Фредерик Дар - И заплакал палач...
Я пытался сообразить, давно ли она ушла. На часах было восемь. А ведь я ничего не почувствовал, не услышал!
Я кинулся из дома. У самой земли стелился прозрачный туман. Повсюду, насколько хватало глаз, виднелась только голая хмурая земля со скелетиками растений.
Не сразу и сообразишь, куда бежать... Машины не было... О, Господи, какой ужас!
Я побежал посмотреть, не взяла ли она денег, но нет, все мои песеты так и лежали в бумажнике. Марианна ушла без гроша, куда глаза глядят... Убежала от меня.
Вместо того, чтобы пойти в деревню, я кинулся по направлению к городу, к пропыленному горизонту. Шел быстро, ссутулив спину в надежде отыскать на каменистой дороге следы Марианны.
Но их все не было... Я бросился бежать прямо перед собой, как безумный, выкрикивая ее имя.
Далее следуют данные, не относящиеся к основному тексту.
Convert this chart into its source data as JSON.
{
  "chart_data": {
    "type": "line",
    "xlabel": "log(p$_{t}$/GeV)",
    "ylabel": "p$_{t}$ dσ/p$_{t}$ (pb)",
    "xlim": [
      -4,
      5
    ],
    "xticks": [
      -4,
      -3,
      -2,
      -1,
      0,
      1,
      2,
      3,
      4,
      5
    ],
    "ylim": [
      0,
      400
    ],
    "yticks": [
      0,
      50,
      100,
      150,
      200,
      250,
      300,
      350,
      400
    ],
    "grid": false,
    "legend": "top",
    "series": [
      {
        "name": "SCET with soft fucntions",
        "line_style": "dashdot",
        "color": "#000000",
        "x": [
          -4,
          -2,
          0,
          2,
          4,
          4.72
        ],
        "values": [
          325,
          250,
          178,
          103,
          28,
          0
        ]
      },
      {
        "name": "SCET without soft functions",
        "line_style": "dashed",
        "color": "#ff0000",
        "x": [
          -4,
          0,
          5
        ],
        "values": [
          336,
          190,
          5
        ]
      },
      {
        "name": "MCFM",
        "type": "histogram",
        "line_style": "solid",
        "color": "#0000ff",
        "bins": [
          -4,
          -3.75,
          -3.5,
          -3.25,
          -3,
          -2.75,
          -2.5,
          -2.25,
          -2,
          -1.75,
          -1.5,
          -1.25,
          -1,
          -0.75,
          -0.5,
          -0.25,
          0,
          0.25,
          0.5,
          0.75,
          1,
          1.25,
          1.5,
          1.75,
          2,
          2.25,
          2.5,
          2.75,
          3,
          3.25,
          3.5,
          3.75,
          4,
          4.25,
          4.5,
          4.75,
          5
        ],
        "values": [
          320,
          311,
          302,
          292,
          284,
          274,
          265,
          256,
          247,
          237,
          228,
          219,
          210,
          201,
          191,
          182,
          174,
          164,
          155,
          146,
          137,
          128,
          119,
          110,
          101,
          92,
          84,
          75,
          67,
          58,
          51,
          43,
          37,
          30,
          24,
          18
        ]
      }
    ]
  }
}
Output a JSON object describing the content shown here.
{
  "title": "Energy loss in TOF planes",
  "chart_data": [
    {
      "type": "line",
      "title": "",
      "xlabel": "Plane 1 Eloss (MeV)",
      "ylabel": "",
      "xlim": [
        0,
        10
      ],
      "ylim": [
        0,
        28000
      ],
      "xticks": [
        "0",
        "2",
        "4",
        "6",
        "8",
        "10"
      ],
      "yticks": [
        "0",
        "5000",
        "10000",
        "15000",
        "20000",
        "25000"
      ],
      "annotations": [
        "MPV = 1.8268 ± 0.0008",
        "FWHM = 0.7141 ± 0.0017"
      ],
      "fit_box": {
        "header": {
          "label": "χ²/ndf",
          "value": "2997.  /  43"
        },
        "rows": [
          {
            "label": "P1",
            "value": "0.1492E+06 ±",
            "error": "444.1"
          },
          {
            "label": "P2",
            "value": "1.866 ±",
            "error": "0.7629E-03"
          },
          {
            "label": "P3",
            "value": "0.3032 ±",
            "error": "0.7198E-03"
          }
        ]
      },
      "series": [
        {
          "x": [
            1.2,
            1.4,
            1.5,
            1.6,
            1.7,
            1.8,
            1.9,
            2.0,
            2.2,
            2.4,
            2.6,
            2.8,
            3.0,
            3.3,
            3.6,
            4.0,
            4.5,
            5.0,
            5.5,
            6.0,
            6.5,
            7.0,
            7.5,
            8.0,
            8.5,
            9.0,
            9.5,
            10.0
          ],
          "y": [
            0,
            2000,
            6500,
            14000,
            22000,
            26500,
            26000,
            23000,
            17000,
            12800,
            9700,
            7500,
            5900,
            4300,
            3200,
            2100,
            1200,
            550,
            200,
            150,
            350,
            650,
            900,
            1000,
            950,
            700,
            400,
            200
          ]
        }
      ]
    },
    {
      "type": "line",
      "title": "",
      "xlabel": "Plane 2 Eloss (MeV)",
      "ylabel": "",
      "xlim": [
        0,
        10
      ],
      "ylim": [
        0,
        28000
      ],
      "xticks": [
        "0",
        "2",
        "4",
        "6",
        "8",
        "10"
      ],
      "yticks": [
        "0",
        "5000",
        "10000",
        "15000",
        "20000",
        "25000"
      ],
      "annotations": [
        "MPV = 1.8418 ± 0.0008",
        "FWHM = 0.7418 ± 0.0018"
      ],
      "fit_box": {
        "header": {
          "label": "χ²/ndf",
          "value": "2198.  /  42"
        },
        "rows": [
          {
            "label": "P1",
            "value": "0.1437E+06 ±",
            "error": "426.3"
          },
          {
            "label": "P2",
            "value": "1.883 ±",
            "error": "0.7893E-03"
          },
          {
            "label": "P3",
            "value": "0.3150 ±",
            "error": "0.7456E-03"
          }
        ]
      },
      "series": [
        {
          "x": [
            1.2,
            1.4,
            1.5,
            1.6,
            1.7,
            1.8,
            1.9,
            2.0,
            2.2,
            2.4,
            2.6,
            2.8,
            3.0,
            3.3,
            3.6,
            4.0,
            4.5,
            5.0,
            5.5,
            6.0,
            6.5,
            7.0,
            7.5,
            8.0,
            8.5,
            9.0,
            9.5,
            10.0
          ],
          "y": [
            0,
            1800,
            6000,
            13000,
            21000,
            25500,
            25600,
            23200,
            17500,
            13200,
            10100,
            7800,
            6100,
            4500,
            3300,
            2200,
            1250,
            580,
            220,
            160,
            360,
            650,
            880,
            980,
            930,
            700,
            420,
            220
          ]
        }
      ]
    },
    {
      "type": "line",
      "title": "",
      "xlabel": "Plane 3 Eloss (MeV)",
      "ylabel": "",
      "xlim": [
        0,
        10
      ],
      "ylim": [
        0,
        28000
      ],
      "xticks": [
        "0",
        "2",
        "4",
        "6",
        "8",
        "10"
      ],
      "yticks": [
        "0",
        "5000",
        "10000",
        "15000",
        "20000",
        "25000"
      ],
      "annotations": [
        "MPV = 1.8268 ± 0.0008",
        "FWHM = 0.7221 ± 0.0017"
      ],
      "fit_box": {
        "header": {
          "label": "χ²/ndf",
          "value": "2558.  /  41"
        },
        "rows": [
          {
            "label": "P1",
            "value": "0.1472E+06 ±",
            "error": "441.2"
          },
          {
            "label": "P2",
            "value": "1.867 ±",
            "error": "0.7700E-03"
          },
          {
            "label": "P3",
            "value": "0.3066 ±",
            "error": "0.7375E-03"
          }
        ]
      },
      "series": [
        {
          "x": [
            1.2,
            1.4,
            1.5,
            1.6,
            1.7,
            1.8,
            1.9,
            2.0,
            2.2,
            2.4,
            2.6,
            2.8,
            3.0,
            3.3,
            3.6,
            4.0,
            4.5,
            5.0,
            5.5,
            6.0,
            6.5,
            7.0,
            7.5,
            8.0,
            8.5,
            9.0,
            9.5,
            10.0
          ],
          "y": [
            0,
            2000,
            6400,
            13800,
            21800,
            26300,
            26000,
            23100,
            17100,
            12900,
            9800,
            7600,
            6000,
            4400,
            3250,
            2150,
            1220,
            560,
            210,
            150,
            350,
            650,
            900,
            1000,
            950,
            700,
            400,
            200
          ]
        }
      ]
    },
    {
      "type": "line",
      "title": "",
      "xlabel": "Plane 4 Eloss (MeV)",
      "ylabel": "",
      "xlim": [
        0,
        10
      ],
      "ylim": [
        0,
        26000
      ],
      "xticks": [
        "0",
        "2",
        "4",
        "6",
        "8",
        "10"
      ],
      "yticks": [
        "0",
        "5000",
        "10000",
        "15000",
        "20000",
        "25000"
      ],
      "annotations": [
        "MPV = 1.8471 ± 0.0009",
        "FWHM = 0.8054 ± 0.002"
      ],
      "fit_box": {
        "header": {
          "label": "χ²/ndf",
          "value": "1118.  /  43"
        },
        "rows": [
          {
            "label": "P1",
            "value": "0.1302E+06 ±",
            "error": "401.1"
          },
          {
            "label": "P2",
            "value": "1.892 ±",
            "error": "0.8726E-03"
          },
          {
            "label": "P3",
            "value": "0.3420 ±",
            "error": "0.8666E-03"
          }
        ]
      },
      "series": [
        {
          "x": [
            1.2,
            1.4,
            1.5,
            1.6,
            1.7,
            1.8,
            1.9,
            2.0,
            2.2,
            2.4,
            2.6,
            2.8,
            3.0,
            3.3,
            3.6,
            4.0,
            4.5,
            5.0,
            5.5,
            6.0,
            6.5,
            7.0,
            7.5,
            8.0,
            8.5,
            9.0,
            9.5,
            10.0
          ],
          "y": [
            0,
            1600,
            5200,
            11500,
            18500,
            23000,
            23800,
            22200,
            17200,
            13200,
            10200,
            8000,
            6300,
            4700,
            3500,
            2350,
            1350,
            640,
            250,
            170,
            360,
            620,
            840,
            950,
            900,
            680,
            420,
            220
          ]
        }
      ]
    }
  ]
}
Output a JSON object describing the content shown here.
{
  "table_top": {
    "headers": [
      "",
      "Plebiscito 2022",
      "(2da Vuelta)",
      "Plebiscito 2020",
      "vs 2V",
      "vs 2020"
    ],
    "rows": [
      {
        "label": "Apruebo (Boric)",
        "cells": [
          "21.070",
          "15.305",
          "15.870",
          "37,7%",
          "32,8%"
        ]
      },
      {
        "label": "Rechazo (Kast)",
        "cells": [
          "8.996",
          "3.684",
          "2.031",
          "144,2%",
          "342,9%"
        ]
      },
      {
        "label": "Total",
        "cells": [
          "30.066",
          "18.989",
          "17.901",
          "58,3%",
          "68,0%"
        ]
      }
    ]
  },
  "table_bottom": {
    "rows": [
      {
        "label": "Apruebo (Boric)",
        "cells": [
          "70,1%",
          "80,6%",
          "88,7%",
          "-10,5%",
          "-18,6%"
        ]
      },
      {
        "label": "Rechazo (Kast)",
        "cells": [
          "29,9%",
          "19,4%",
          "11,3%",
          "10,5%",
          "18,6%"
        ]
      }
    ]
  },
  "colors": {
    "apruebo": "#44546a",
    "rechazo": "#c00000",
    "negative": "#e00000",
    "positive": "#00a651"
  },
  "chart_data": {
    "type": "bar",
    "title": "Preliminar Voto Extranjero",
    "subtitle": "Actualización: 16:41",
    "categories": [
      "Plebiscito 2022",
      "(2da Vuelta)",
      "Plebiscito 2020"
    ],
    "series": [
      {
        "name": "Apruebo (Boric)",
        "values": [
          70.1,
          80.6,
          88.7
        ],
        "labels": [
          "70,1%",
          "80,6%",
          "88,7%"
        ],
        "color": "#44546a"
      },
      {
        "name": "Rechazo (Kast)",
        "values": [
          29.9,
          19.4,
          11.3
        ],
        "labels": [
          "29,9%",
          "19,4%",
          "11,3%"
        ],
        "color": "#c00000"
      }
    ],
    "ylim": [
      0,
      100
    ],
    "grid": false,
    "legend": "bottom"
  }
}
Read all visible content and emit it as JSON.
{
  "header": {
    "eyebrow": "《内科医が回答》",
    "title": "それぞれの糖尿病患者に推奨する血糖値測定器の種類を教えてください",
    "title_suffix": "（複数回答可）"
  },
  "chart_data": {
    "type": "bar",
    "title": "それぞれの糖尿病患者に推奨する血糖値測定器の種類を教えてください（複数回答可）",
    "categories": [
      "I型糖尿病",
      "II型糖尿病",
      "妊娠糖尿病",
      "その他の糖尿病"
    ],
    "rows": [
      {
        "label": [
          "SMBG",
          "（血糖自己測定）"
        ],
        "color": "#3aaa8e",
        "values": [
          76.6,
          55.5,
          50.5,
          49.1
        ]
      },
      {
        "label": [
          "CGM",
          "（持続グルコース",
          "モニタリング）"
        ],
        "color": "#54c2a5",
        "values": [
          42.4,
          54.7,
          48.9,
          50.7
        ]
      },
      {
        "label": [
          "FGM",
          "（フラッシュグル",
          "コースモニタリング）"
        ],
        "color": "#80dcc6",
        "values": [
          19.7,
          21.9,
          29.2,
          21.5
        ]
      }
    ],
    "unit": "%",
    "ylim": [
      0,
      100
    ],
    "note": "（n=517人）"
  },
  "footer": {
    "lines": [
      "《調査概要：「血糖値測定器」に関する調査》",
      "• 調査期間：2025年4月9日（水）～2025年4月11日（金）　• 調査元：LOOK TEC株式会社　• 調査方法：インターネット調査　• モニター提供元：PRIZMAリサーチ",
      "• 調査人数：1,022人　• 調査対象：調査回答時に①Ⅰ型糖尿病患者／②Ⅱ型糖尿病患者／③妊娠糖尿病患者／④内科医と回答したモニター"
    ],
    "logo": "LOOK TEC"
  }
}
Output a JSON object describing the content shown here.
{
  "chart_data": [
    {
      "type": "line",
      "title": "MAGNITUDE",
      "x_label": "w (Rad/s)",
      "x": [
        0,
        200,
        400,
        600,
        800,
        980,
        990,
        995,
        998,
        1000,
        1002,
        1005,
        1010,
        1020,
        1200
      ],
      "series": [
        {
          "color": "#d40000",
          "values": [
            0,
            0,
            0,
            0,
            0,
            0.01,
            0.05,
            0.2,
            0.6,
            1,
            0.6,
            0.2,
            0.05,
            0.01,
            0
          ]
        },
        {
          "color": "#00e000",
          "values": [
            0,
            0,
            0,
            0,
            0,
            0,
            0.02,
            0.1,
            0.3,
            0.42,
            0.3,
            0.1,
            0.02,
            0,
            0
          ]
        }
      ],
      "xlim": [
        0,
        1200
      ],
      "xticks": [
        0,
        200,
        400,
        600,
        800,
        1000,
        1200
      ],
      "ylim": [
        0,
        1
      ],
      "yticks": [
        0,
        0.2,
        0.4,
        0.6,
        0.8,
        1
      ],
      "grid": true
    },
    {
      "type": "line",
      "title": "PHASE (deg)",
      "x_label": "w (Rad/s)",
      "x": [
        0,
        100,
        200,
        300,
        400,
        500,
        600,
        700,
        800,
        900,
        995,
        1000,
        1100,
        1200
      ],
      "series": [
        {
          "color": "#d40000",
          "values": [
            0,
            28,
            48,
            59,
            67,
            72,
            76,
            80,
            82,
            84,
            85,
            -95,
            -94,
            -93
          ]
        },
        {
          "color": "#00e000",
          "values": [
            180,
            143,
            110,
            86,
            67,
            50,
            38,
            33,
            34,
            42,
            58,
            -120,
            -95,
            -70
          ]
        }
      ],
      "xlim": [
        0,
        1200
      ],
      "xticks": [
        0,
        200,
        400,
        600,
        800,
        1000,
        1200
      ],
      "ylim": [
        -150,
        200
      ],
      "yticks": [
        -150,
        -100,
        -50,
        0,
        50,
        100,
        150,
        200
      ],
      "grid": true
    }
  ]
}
Отказывался поверить в то, что произошло! Нет, не могла она так вот и уйти! Не могла меня бросить! Ведь в любую минуту кто-нибудь из этих дураков в треуголках может ее забрать! Нет, надо было отыскать Марианну во что бы то ни стало! И побыстрей! Безжалостная охота за ней уже началась! С одной стороны вездесущая, рыщущая повсюду испанская полиция. А с другой я сам, которого, конечно, тоже разыскивали, я, ни слова не знавший по-испански, да и к тому же без всякого транспорта, если не считать мои бедные ноги!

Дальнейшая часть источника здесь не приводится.